My neighbours on the terrace took pity on me and guided me through it. Being far from a natural mover, my efforts caused much hilarity. Just as each chant had begun in a coordinated way, so they ended in the same style with the chant leaders crossing their arms above their heads to signify we should all stop right away, which we all did immediately. We were a compliant mass of fandom, doing the bidding of those appointed to direct us, without question and without deviation.
Just how did everyone know the moves so well? It seemed far too coordinated to have merely evolved on the terraces, spreading through the crowd over time in the way that chants emerge in much of the football world. The truth would become clear to me a few months later during the interval between J League seasons.
Throughout this time, the ultra groups – those that supplied the chant leaders, without any of the aggressive undertones that, say, a stereotypical ultra group may have – release YouTube videos of the coming season’s new chants, with a group of three or four singing away while banging on a giant drum. If there are any moves to learn, they demonstrate these too. It’s a very organised, very uniform, and in short, a very Japanese way of taking an element of football fandom and making it their own.
Crucially, from a Japanese perspective, it also ensured that everyone would be doing the same thing in the same way. In so many aspects of Japanese culture and Japanese life there is a standard, set way of doing something. To veer away from this, as many a foreigner in Japan tends to do in an effort to speed up a process or cut a few corners, is not the done thing, and generally leads to a slower resolution as all semblance of balance and order has been cast asunder.
As it is in Japanese life, so it is also in Japanese football support. There was still the reactive nature of gasps, cheers and occasional fury from the terraces, and these were as natural as they would be in a football ground in England, though undoubtedly less vitriolic, angry or aggressive. But the humdrum of support during the game was very efficiently organised.
Not being privy to any of these YouTube clips prior to my debut appearance on the terraces of the Nihondaira Stadium, I stuck out like a sore thumb, but did my best to join in the fun. On the pitch, our heroes were doing us proud, running out 2-0 winners over FC Tokyo, those big city upstarts coming to our provincial home and being sent packing.
The skies had cleared by the end of the entertaining game, giving a grand view of Mt Fuji as we hailed our triumphant team. The S-Pulse victory kept their push towards the higher reaches of the J League going for another week. As we hailed the victorious players, fireworks littered the sky overhead in celebration of another victory, as they would after every win.

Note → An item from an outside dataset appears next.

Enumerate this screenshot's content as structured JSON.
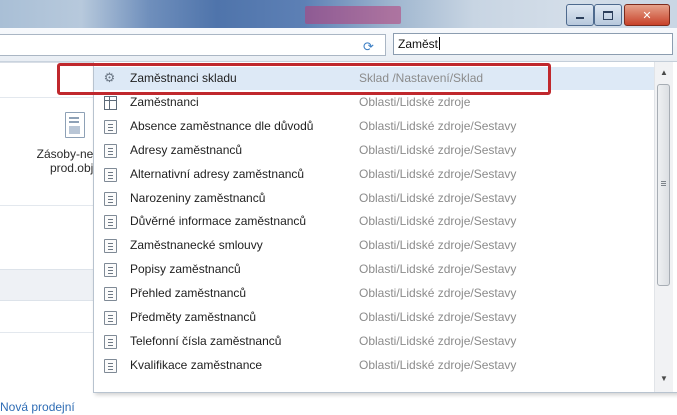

My new hometown team would become part of my Japanese rituals over the course of my time there. It would become a topic of frequent classroom discussion with the Japanese students in my language teaching job. It would inevitably lead to disappointment of course, as is the way with teams I support. But on this first jubilant day, as I cycled back towards home, stopping off at a cosy izakaya bar for a few celebratory drinks, I knew that I was now a part of Shimizu S-Pulse and they were a part of me.